Mercedes yeterli yere basma kuvvetini üretiyor. Yani umut var. Temel sorun, tabandaki kesiklerin yasaklanması ve difüzör kanatçıklarının kısalması nedeniyle arabanın difüzöründen akan havayla arka lastiklerdeki kirli havayı izole edememekten kaynaklanıyor. Bu da arabanın arka taraftaki dengesini olumsuz etkiliyor.

Yeni kuralların arka tarafı alçak arabaları (low rake) cezalandırdığını söylüyorlar. Ama bence sorun uzunluk. Rake açısı üzerine gereksiz yere yoğunlaşıldığını düşünüyorum.

Çünkü arkası yüksek (high rake) olarak tasarlanan Alpine de arka taraftaki dengeden şikayetçi. Alpine, Mercedes ve Aston Martin’den sonra pistteki en uzun araba. Araba uzadıkça arabanın altından akan havayı izole etmek zorlaşıyor diye yorumluyorum.
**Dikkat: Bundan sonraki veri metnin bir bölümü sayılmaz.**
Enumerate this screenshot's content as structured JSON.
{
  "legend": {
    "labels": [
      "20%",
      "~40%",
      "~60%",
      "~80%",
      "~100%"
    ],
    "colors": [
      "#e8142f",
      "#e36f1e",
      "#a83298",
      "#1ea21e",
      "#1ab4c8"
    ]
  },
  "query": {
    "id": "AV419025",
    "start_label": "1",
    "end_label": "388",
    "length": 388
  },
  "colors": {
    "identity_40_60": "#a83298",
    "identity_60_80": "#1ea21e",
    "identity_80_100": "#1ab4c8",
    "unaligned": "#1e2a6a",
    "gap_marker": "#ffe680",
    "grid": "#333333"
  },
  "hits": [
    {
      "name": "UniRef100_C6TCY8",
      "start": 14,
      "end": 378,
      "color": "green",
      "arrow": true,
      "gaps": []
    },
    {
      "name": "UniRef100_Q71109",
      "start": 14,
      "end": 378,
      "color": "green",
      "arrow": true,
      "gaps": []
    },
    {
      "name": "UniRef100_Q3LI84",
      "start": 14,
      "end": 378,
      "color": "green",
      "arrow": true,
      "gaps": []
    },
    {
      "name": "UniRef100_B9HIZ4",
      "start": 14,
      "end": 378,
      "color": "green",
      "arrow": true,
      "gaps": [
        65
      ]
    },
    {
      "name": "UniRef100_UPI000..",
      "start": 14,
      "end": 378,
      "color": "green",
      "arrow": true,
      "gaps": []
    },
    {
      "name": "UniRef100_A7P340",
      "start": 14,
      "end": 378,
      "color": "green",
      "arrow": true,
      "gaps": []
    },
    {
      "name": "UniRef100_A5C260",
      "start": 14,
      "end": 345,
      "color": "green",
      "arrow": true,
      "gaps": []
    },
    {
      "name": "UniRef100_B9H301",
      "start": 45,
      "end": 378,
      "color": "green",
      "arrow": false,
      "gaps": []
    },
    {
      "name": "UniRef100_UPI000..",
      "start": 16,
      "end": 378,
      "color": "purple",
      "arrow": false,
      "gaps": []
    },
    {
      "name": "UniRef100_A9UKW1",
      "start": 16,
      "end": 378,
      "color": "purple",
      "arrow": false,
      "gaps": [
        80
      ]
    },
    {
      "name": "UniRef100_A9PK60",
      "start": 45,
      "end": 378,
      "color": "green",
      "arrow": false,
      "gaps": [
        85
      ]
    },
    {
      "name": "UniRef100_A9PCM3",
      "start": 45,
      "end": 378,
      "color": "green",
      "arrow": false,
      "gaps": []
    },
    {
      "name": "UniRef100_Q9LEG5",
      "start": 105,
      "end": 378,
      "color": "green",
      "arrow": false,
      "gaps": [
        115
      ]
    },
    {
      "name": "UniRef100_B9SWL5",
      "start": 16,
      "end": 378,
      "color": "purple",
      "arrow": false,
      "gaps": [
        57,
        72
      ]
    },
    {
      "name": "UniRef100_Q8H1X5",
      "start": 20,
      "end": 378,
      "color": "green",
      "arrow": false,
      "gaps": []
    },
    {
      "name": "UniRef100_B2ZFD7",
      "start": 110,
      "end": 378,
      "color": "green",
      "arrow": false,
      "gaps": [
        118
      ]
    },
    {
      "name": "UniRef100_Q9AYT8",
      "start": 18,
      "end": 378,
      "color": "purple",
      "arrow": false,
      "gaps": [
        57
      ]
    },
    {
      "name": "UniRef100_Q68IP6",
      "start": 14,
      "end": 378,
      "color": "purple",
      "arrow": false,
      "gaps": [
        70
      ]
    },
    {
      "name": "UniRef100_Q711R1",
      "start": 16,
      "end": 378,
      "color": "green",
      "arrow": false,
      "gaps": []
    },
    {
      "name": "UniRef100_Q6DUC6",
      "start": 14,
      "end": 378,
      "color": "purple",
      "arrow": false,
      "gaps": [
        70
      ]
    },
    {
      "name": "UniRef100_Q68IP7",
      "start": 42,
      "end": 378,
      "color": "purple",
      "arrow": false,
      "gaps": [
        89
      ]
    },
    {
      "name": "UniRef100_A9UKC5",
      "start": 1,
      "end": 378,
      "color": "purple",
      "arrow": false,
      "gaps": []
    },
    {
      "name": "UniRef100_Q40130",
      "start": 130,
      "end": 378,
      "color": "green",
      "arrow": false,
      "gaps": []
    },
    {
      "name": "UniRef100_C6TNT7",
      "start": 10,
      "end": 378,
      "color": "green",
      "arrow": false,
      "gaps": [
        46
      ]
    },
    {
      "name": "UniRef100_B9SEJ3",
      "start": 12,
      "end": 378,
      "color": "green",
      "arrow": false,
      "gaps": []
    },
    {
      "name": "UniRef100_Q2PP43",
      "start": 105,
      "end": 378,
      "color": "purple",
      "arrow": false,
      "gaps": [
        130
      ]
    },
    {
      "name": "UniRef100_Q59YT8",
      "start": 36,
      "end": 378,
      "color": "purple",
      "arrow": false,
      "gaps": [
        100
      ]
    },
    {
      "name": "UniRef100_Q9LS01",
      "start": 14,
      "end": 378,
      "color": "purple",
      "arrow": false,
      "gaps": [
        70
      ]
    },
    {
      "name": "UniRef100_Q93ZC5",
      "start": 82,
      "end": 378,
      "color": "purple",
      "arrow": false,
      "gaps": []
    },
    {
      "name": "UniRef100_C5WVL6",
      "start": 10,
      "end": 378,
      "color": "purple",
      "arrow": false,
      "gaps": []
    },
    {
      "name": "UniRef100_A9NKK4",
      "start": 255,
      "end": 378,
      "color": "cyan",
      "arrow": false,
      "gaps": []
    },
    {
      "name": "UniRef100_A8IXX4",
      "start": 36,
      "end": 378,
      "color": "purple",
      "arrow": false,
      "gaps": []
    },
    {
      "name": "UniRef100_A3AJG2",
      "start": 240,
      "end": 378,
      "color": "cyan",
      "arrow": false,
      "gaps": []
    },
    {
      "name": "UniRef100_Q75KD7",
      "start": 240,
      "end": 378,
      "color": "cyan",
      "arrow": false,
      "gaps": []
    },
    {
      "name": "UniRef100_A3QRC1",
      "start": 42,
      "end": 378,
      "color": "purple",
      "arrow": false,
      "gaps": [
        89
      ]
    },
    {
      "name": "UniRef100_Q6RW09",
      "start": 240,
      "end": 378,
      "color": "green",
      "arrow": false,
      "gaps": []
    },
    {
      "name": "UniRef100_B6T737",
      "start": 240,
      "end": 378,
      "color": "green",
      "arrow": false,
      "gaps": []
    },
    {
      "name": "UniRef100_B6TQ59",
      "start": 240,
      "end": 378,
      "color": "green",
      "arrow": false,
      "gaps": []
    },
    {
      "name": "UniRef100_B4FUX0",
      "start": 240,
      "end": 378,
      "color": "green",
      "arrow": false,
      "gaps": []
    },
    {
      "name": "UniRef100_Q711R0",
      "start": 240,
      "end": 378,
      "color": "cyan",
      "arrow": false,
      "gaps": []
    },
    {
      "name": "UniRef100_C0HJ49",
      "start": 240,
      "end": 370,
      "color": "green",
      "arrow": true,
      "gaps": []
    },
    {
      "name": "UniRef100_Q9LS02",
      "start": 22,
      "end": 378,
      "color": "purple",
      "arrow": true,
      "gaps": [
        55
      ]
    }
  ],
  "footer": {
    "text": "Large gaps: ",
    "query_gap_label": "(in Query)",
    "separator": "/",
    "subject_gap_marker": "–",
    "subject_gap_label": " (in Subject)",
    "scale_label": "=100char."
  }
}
Zaman ne getirecek, göreceğiz.

Uzun lafın kısası, eğer Mercedes mühendisleri 3 haftalık arada arabayı anladıysa ve getirilen küçük güncellemeler çalışırsa yakın bir mücadele olabilir. Zira araba yeterli yere basma kuvvetini üretiyor ve pistin en güçlü motoruna sahip.

Eğer arabaların karakterleri Bahreyn’deki gibi kalırsa, bu akıcı pistte Red Bull’un yenilmesinin çok zor olduğunu düşünüyorum.

Orta sıralardaki mücadeleyi getirilen güncellemelerin etkisi belirleyecek. Çünkü tur dereceleri açısından çok yakın bir mücadele var. Eğer Alpine’in güncellemeleri iddia ettikleri etkiyi yaparsa biraz daha Ferrari’ye yaklaşabilirler.

Aston Martin’in ise orta grubun biraz daha gerisine düşmesini bekleyebiliriz.

Hava Yağışlı Olursa Ne olur?

Favori yine değişmez. Arkası yüksek arabalarda arabanın altındaki suyun tahliyesi daha kolay olduğu için bu şekilde tasarlanmış arabaların daha başarılı olmalarını beklemeliyiz.

Yarışın gidişatını değiştirecek gelişmeler veya bilgiler olduğu taktirde, Fanatik gazetesinde Cumartesi günü teknik bir yazı daha yazabilirim. İyi seyirler.